A Village That Built Its Own Infrastructure
Most villages in rural India wait years for government schemes to fix their ponds and public spaces. Loharssi, a village of 5,000 people in Bilaspur district, Chhattisgarh, decided to take a different route. For thirty years, its Pachari Samiti, a volunteer committee of around 85 members, has cleaned, deepened, and maintained the village's ponds, cared for its temples, and built facilities for women, all funded by community donations and powered entirely by voluntary labour.
Born as a Religious Committee, Grown into a Development Force
The samiti's president, Manish Sahu, told TrendKia that the organisation was set up in 1992 as a Durga Puja committee. Over time, members began to see that the village's ponds and public assets needed organised, sustained attention that no single family or government body was providing. The committee took on that responsibility and has not looked back since, expanding its work to cover upkeep of temples and other shared spaces as well.
The stakes are high. About 75 percent of Loharssi's 5,000 residents use local ponds for their everyday water needs, making the committee's maintenance work a matter of daily necessity rather than optional civic pride.
Bullock Carts and the First Stones Laid
Saheb Das, an elder who has been part of the samiti almost from the beginning, vividly remembers how it all started. In 1992, soil and construction material were hauled in on bullock carts to build a pachari (stepped stone landing) and a ghat along the Mongra pond. That early exercise in collective effort set the tone for everything that followed. Decades later, he says, the same spirit of dedication runs through the newer members of the committee.

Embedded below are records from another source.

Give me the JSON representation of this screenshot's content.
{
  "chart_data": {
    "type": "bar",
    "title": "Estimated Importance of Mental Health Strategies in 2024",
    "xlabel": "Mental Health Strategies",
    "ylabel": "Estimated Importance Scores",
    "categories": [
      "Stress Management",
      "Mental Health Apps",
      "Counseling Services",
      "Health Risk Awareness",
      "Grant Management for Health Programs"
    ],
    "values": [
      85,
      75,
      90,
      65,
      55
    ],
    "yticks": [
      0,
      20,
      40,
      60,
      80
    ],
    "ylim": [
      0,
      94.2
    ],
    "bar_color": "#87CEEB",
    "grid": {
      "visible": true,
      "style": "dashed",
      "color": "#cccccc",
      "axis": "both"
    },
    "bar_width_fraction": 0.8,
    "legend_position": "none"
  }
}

How the Money and the Work Actually Flow
Members contribute money on a regular basis, and those pooled funds are directed entirely into maintenance activities: pond cleaning, deepening operations, potash treatment of the water, and keeping the surroundings clean. The committee has also had stone platforms, chabutaras (raised sitting areas), and proper seating built along the pond banks specifically to make the space more convenient for women. Encouraged by the samiti's consistency, the gram panchayat separately arranged additional construction work in the pond area over the years.
A Commitment That Passes from Father to Son
The committee's secretary, Bhawranand Sahu, offers perhaps the clearest sign that the Pachari Samiti is more than a one-generation project. He said that his father was a member before him, and it was watching his father's involvement that drew him in. Today he coordinates pond monitoring, cleaning schedules, potash applications, and general upkeep alongside fellow members. The Loharssi Pachari Samiti has, across three decades and without heavy outside support, managed to give the village's ponds and temples a sustained second life, making it one of the more compelling examples of what organised rural volunteerism can achieve.